Selling a call with a synthetic

Discussion in 'Options' started by jcheak, Dec 29, 2007.

  1. jcheak

    jcheak

    I have a question. The scenario is you buy one naked call that expires 6 months from today. 15 days later....your in the money.(ie. either the stock moved up, or IV shot up). Now you want to lock in your gain, but you don't want to sell the call yet. How can this be done?

    I thought you could sell a sythetic call. (ie. long the underlying and then buy a put) or use futures.

    Any thoughts?
     
  2. MTE

    MTE

    Selling a synthetic call means that your overall position is flat, which means there's no point in doing so. All you're doing is creating more commissions and slippage.

    You can sell a higher strike call to create a vertical spread.
     
  3. exactly...your now ITM call IS basically stock so just sell another call creating a vertical like MTE suggested or month to month a call against it...calendar or diagonal.
     
  4. rosy2

    rosy2

    how is this a short synthetic call? it looks like a long synthetic call to me
     
  5. MTE

    MTE

    Good point, rosy, the short would be the reverse of the above. I didn't even bother to check the details.
     
  6. jcheak

    jcheak

    Rosey,

    Thanks, it is the reverse if your going to go short to flatten out the position. I'm glad you knew what I ment but I will be more exact in the future. - no pun intended.
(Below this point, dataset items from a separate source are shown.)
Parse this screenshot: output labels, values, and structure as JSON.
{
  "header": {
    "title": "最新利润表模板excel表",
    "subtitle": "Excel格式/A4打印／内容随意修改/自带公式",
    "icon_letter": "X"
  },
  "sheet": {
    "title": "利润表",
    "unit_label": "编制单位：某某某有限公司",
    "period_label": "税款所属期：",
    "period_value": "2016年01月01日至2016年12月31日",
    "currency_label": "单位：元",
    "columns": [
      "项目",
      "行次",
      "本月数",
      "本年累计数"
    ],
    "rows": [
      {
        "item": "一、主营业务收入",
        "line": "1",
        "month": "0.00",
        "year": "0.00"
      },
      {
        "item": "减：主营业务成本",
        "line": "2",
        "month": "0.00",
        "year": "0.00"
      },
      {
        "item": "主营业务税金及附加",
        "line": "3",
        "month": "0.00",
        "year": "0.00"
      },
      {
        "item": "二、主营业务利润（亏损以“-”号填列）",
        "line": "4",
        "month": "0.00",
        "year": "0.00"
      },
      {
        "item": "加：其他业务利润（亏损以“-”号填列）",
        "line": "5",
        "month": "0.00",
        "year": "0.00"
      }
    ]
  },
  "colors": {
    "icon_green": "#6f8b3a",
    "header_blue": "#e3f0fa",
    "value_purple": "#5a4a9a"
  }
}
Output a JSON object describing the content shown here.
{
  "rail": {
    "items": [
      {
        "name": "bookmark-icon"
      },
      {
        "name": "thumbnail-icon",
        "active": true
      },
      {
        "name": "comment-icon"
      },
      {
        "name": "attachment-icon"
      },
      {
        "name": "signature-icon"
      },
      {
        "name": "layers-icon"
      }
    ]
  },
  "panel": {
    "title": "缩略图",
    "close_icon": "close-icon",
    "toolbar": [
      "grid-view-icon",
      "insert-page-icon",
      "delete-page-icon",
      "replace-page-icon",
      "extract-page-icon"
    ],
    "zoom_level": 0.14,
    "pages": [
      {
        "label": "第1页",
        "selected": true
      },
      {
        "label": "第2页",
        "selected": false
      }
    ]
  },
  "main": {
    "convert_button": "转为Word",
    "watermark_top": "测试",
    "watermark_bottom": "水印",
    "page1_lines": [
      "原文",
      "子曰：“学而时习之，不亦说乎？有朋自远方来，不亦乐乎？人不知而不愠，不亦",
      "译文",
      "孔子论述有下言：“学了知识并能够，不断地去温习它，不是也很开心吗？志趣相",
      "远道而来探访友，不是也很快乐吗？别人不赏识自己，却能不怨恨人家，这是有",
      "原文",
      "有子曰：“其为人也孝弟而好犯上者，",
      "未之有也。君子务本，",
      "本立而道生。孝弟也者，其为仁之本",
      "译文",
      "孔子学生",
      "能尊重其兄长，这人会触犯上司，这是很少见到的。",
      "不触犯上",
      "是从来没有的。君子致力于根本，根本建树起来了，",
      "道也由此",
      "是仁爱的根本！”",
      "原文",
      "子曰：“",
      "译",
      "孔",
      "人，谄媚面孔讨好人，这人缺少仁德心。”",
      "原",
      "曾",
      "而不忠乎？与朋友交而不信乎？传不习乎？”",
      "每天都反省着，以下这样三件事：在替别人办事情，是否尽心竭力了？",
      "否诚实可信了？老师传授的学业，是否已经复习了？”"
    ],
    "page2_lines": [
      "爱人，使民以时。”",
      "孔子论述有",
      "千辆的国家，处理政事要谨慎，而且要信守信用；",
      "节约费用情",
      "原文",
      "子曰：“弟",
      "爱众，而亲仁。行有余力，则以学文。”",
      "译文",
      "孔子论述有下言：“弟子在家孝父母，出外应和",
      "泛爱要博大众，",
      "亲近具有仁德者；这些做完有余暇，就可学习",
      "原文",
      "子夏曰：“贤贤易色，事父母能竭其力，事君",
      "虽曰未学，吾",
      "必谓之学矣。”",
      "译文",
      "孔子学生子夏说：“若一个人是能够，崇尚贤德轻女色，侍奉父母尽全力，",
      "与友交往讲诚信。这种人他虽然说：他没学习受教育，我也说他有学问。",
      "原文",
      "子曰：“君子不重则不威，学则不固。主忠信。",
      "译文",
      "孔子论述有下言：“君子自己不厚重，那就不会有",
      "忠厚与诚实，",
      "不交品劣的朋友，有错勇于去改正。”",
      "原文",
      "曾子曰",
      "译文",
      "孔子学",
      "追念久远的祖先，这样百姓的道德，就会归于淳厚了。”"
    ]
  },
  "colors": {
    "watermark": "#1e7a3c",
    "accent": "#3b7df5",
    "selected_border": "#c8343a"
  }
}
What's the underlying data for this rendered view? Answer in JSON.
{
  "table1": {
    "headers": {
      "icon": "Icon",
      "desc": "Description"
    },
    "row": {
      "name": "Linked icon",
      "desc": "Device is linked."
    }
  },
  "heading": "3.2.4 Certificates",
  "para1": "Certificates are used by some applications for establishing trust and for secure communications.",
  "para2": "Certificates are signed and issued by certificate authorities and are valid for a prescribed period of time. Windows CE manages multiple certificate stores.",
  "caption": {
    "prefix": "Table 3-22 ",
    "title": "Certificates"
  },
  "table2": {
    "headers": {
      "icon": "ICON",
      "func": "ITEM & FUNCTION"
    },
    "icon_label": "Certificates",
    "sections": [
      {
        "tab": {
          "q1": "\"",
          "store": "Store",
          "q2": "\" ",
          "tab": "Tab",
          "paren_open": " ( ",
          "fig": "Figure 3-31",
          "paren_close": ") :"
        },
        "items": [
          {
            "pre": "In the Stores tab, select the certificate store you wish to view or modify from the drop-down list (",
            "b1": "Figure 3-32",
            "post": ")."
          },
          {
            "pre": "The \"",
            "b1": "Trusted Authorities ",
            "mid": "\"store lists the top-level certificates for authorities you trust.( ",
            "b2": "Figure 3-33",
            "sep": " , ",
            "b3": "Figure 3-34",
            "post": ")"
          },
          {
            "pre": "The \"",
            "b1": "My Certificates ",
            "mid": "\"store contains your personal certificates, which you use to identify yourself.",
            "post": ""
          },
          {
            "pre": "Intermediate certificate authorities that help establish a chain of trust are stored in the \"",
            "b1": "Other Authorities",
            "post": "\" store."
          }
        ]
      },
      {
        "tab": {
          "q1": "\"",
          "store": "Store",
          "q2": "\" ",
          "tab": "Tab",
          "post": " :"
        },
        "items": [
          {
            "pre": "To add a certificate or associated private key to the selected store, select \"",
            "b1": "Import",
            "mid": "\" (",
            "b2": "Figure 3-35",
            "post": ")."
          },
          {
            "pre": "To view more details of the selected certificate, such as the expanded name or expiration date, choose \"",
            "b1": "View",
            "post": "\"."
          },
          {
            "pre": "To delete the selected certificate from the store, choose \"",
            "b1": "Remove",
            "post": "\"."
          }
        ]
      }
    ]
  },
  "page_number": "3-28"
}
    I guess the reponses so far pose a new question for me which I dont understand. If you start selling another call instead, to create a spread, did you mean that you hold both calls until expiration as MTE or Richard suggested?
     
  7. MTE

    MTE

    You can if you want hold both calls until expiration, but you obviously don't have to. You can trade in and out of the short call if you want to or rather if your market timing skills are good.
     
  8. spindr0

    spindr0

    You can do several things to lock in your gain, depending on how the gain arose. Bear in mind that although you will be locking in some of the gain since by staying with the position, you'll be risking some add'l loss should your decision to stay in the position be wrong.

    If you're ITM because the stock shot up, you can:

    1) Sell another call, creating a vertical spread. If the premium received equals your long call's cost, you have a free trade. If it exceeds it, you have locked in the difference.

    2) Roll the call up, pulling some seed money out of the position... and possibly some profit as well.

    3) If the stock has risen enough, you can buy a put at the next higher strike, creating a guts strangle which is essentially the same as the standard strangle. If the total premium paid for the two legs is less than the difference in strikes, you have a locked in gain with the potential of big gain to either side should the underlying really move.

    If your gain came from an expansion of IV, I'd consider #'s 1 and 2 above or closing the position. What expands also contracts.
     
  9. You can go flat deltas with short-spot and maintain all greeks, save for deltas. This assumes that you're going to hedge your gammas dynamically -- continue to adjust with spot as gains are seen.